Robert Habeck: Ich frage mich, wenn man nachmittags sieht, dass Termine nicht wahrgenommen worden oder noch Impfdosen da sind, warum guckt man nicht auf eine Liste der über 80-Jährigen im Umkreis von 30, 40 Kilometern und ruft die an? Irgendwelche Studierenden, die jetzt im Moment keinen Job haben, werden ja wohl in der Lage sein, dann zum Hörer zu greifen und zu sagen, wenn sie noch bis 20:00 Uhr kommen, werden Sie geimpft. Zum Beispiel einfach von morgens bis abends impfen wir können ja. Die terminvergabe machen, aber im Zweifelsfall mal pragmatisch vorgehen und sich nicht darauf zurückziehen und zu sagen, ja aber dann müssen wir unser Terminsystem wieder kompliziert aufstellen. Vielleicht mal einfach zum Hörer greifen. Warum bestellen wir nicht einfach die Schnelltests und dann gucken wir, wie viele wir übrighaben? Das ist doch viel besser, als zu wenig zu haben. Die Bundesregierung macht das, was sie eigentlich immer gemacht hat, dann haben wir das während der Corona-Pandemie im ersten Lockdown vergessen. Sie ist kompliziert, sie ist langsam, sie ist immer hinter der Welle, sie ist zu bürokratisch aufgestellt.

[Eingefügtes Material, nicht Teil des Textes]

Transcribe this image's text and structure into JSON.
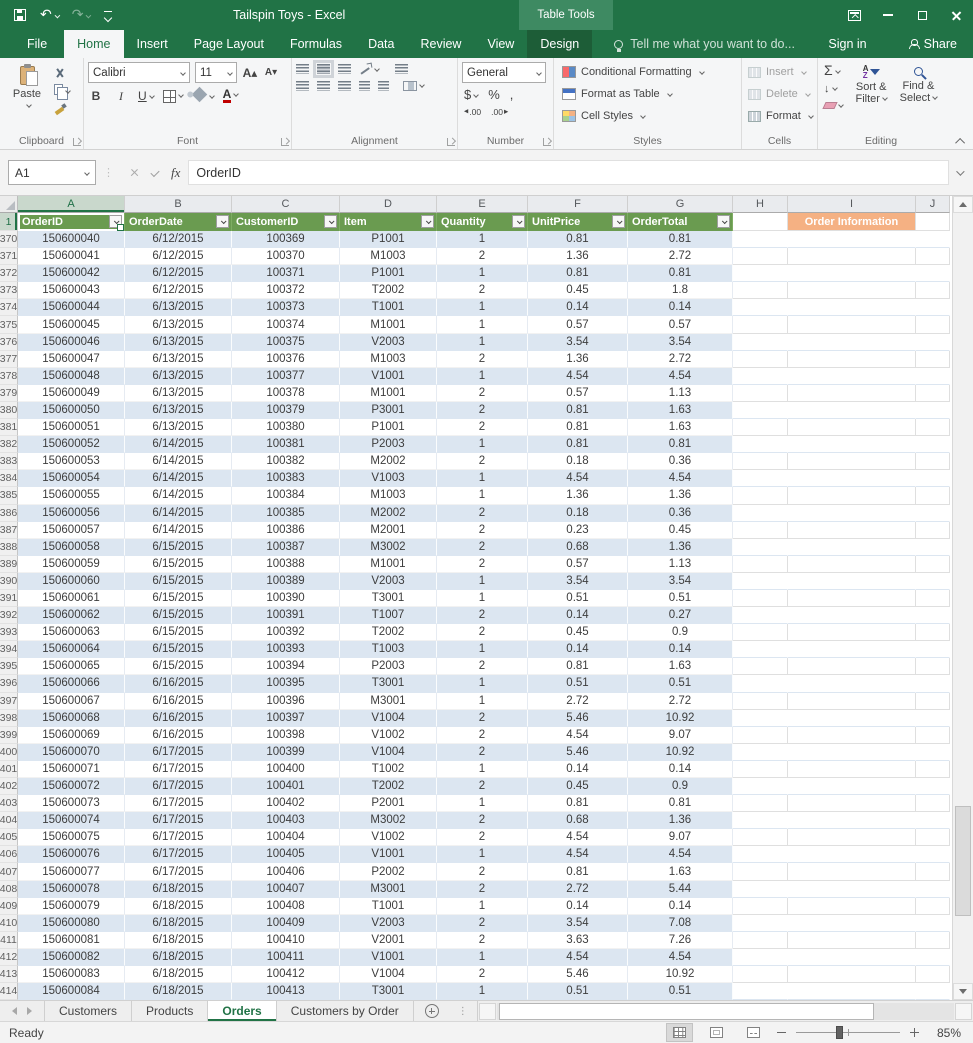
{
  "titlebar": {
    "title": "Tailspin Toys - Excel",
    "context_group": "Table Tools"
  },
  "ribbon_tabs": [
    {
      "label": "File",
      "type": "file"
    },
    {
      "label": "Home",
      "active": true
    },
    {
      "label": "Insert"
    },
    {
      "label": "Page Layout"
    },
    {
      "label": "Formulas"
    },
    {
      "label": "Data"
    },
    {
      "label": "Review"
    },
    {
      "label": "View"
    },
    {
      "label": "Design",
      "contextual": true
    }
  ],
  "tell_me": "Tell me what you want to do...",
  "account": {
    "sign_in": "Sign in",
    "share": "Share"
  },
  "ribbon": {
    "clipboard": {
      "label": "Clipboard",
      "paste": "Paste"
    },
    "font": {
      "label": "Font",
      "family": "Calibri",
      "size": "11",
      "bold": "B",
      "italic": "I",
      "underline": "U"
    },
    "alignment": {
      "label": "Alignment"
    },
    "number": {
      "label": "Number",
      "format": "General",
      "currency": "$",
      "percent": "%",
      "comma": ",",
      "decimal_label": ".00"
    },
    "styles": {
      "label": "Styles",
      "items": [
        "Conditional Formatting",
        "Format as Table",
        "Cell Styles"
      ]
    },
    "cells": {
      "label": "Cells",
      "items": [
        "Insert",
        "Delete",
        "Format"
      ]
    },
    "editing": {
      "label": "Editing",
      "sum": "Σ",
      "sort_filter_1": "Sort &",
      "sort_filter_2": "Filter",
      "find_select_1": "Find &",
      "find_select_2": "Select"
    }
  },
  "formula_bar": {
    "name_box": "A1",
    "fx": "fx",
    "content": "OrderID"
  },
  "grid": {
    "columns": [
      "A",
      "B",
      "C",
      "D",
      "E",
      "F",
      "G",
      "H",
      "I",
      "J"
    ],
    "header_row": {
      "number": "1",
      "cells": [
        "OrderID",
        "OrderDate",
        "CustomerID",
        "Item",
        "Quantity",
        "UnitPrice",
        "OrderTotal"
      ],
      "info_header": "Order Information"
    },
    "rows": [
      [
        370,
        "150600040",
        "6/12/2015",
        "100369",
        "P1001",
        "1",
        "0.81",
        "0.81"
      ],
      [
        371,
        "150600041",
        "6/12/2015",
        "100370",
        "M1003",
        "2",
        "1.36",
        "2.72"
      ],
      [
        372,
        "150600042",
        "6/12/2015",
        "100371",
        "P1001",
        "1",
        "0.81",
        "0.81"
      ],
      [
        373,
        "150600043",
        "6/12/2015",
        "100372",
        "T2002",
        "2",
        "0.45",
        "1.8"
      ],
      [
        374,
        "150600044",
        "6/13/2015",
        "100373",
        "T1001",
        "1",
        "0.14",
        "0.14"
      ],
      [
        375,
        "150600045",
        "6/13/2015",
        "100374",
        "M1001",
        "1",
        "0.57",
        "0.57"
      ],
      [
        376,
        "150600046",
        "6/13/2015",
        "100375",
        "V2003",
        "1",
        "3.54",
        "3.54"
      ],
      [
        377,
        "150600047",
        "6/13/2015",
        "100376",
        "M1003",
        "2",
        "1.36",
        "2.72"
      ],
      [
        378,
        "150600048",
        "6/13/2015",
        "100377",
        "V1001",
        "1",
        "4.54",
        "4.54"
      ],
      [
        379,
        "150600049",
        "6/13/2015",
        "100378",
        "M1001",
        "2",
        "0.57",
        "1.13"
      ],
      [
        380,
        "150600050",
        "6/13/2015",
        "100379",
        "P3001",
        "2",
        "0.81",
        "1.63"
      ],
      [
        381,
        "150600051",
        "6/13/2015",
        "100380",
        "P1001",
        "2",
        "0.81",
        "1.63"
      ],
      [
        382,
        "150600052",
        "6/14/2015",
        "100381",
        "P2003",
        "1",
        "0.81",
        "0.81"
      ],
      [
        383,
        "150600053",
        "6/14/2015",
        "100382",
        "M2002",
        "2",
        "0.18",
        "0.36"
      ],
      [
        384,
        "150600054",
        "6/14/2015",
        "100383",
        "V1003",
        "1",
        "4.54",
        "4.54"
      ],
      [
        385,
        "150600055",
        "6/14/2015",
        "100384",
        "M1003",
        "1",
        "1.36",
        "1.36"
      ],
      [
        386,
        "150600056",
        "6/14/2015",
        "100385",
        "M2002",
        "2",
        "0.18",
        "0.36"
      ],
      [
        387,
        "150600057",
        "6/14/2015",
        "100386",
        "M2001",
        "2",
        "0.23",
        "0.45"
      ],
      [
        388,
        "150600058",
        "6/15/2015",
        "100387",
        "M3002",
        "2",
        "0.68",
        "1.36"
      ],
      [
        389,
        "150600059",
        "6/15/2015",
        "100388",
        "M1001",
        "2",
        "0.57",
        "1.13"
      ],
      [
        390,
        "150600060",
        "6/15/2015",
        "100389",
        "V2003",
        "1",
        "3.54",
        "3.54"
      ],
      [
        391,
        "150600061",
        "6/15/2015",
        "100390",
        "T3001",
        "1",
        "0.51",
        "0.51"
      ],
      [
        392,
        "150600062",
        "6/15/2015",
        "100391",
        "T1007",
        "2",
        "0.14",
        "0.27"
      ],
      [
        393,
        "150600063",
        "6/15/2015",
        "100392",
        "T2002",
        "2",
        "0.45",
        "0.9"
      ],
      [
        394,
        "150600064",
        "6/15/2015",
        "100393",
        "T1003",
        "1",
        "0.14",
        "0.14"
      ],
      [
        395,
        "150600065",
        "6/15/2015",
        "100394",
        "P2003",
        "2",
        "0.81",
        "1.63"
      ],
      [
        396,
        "150600066",
        "6/16/2015",
        "100395",
        "T3001",
        "1",
        "0.51",
        "0.51"
      ],
      [
        397,
        "150600067",
        "6/16/2015",
        "100396",
        "M3001",
        "1",
        "2.72",
        "2.72"
      ],
      [
        398,
        "150600068",
        "6/16/2015",
        "100397",
        "V1004",
        "2",
        "5.46",
        "10.92"
      ],
      [
        399,
        "150600069",
        "6/16/2015",
        "100398",
        "V1002",
        "2",
        "4.54",
        "9.07"
      ],
      [
        400,
        "150600070",
        "6/17/2015",
        "100399",
        "V1004",
        "2",
        "5.46",
        "10.92"
      ],
      [
        401,
        "150600071",
        "6/17/2015",
        "100400",
        "T1002",
        "1",
        "0.14",
        "0.14"
      ],
      [
        402,
        "150600072",
        "6/17/2015",
        "100401",
        "T2002",
        "2",
        "0.45",
        "0.9"
      ],
      [
        403,
        "150600073",
        "6/17/2015",
        "100402",
        "P2001",
        "1",
        "0.81",
        "0.81"
      ],
      [
        404,
        "150600074",
        "6/17/2015",
        "100403",
        "M3002",
        "2",
        "0.68",
        "1.36"
      ],
      [
        405,
        "150600075",
        "6/17/2015",
        "100404",
        "V1002",
        "2",
        "4.54",
        "9.07"
      ],
      [
        406,
        "150600076",
        "6/17/2015",
        "100405",
        "V1001",
        "1",
        "4.54",
        "4.54"
      ],
      [
        407,
        "150600077",
        "6/17/2015",
        "100406",
        "P2002",
        "2",
        "0.81",
        "1.63"
      ],
      [
        408,
        "150600078",
        "6/18/2015",
        "100407",
        "M3001",
        "2",
        "2.72",
        "5.44"
      ],
      [
        409,
        "150600079",
        "6/18/2015",
        "100408",
        "T1001",
        "1",
        "0.14",
        "0.14"
      ],
      [
        410,
        "150600080",
        "6/18/2015",
        "100409",
        "V2003",
        "2",
        "3.54",
        "7.08"
      ],
      [
        411,
        "150600081",
        "6/18/2015",
        "100410",
        "V2001",
        "2",
        "3.63",
        "7.26"
      ],
      [
        412,
        "150600082",
        "6/18/2015",
        "100411",
        "V1001",
        "1",
        "4.54",
        "4.54"
      ],
      [
        413,
        "150600083",
        "6/18/2015",
        "100412",
        "V1004",
        "2",
        "5.46",
        "10.92"
      ],
      [
        414,
        "150600084",
        "6/18/2015",
        "100413",
        "T3001",
        "1",
        "0.51",
        "0.51"
      ]
    ]
  },
  "sheet_bar": {
    "tabs": [
      {
        "label": "Customers"
      },
      {
        "label": "Products"
      },
      {
        "label": "Orders",
        "active": true
      },
      {
        "label": "Customers by Order"
      }
    ]
  },
  "status_bar": {
    "mode": "Ready",
    "zoom_level": "85%"
  },
  "colors": {
    "title_green": "#217346",
    "table_header_green": "#6a9b50",
    "info_orange": "#f5b183",
    "band_blue": "#dce6f1"
  }
}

Wir erleben im Grunde den Zustand der Bundesregierung vor Corona. Und alle erinnern sich an die Debatten, die wir da hatten, Klima usw., die waren müde, sie waren ausgelaugt, sie hatten keinen Drive mehr, sie hatten keinen Elan mehr, und das erleben wir jetzt einfach. mangelnde Führungsstärke.

Felicia Pochhammer: Auf kommunaler Ebene, muss man sagen, wird das ja teilweise gemacht, es gab ja doch einige Bürgermeisterinnen, Bürgermeister, die selber das Heft in die Hand genommen haben, die selber eigene Test-Strategien entwickelt haben und Ähnliches. Und die damit ja auch in dieser Pandemie sehr gut gefahren sind. Ist das vielleicht die Strategie der Zukunft, lasst es doch vielleicht einfach in den Händen derer, die vor Ort sind?

Robert Habeck: Nein, das könnte auch eine Bundeskanzlerin oder eine Bundesregierung, ein Gesundheitsminister machen. Aber sie haben recht, einige Kommunen, Rostock, Tübingen kann ich nennen, tun einfach das, was notwendig ist und fragen danach, wie das dann abgerechnet wird. Und das ist in so einer Notsituation das richtige Vorgehen, also mehr staatsfrauliche und -männliche Kreativität, würde ich sagen. Ein pragmatischer Umgang mit den Problemen und kein bürokratischer. Und das führt halt jetzt schon zum wiederholten Male dazu. Wir haben zu wenig Impfstoff, wir impfen zu wenig. Die Terminvergabe funktioniert nicht. Die Selbst- und die Schnelltests sollen kommen, noch hoffentlich kommen sie dann. Aber eine Strategie, die darauf beruht, dass wir darauf hoffen, ist keine Strategie. Hoffnung ist keine Strategie. Das ist ein ehrenwerter innerer Zustand, den wir brauchen, wir brauchen Hoffnung. Aber von Politik, die sich auf Hoffnung alleine verlässt, muss man eigentlich sagen, dass sie hier ihre Hausaufgaben nicht gemacht hat. Und das war der gestrige Tag.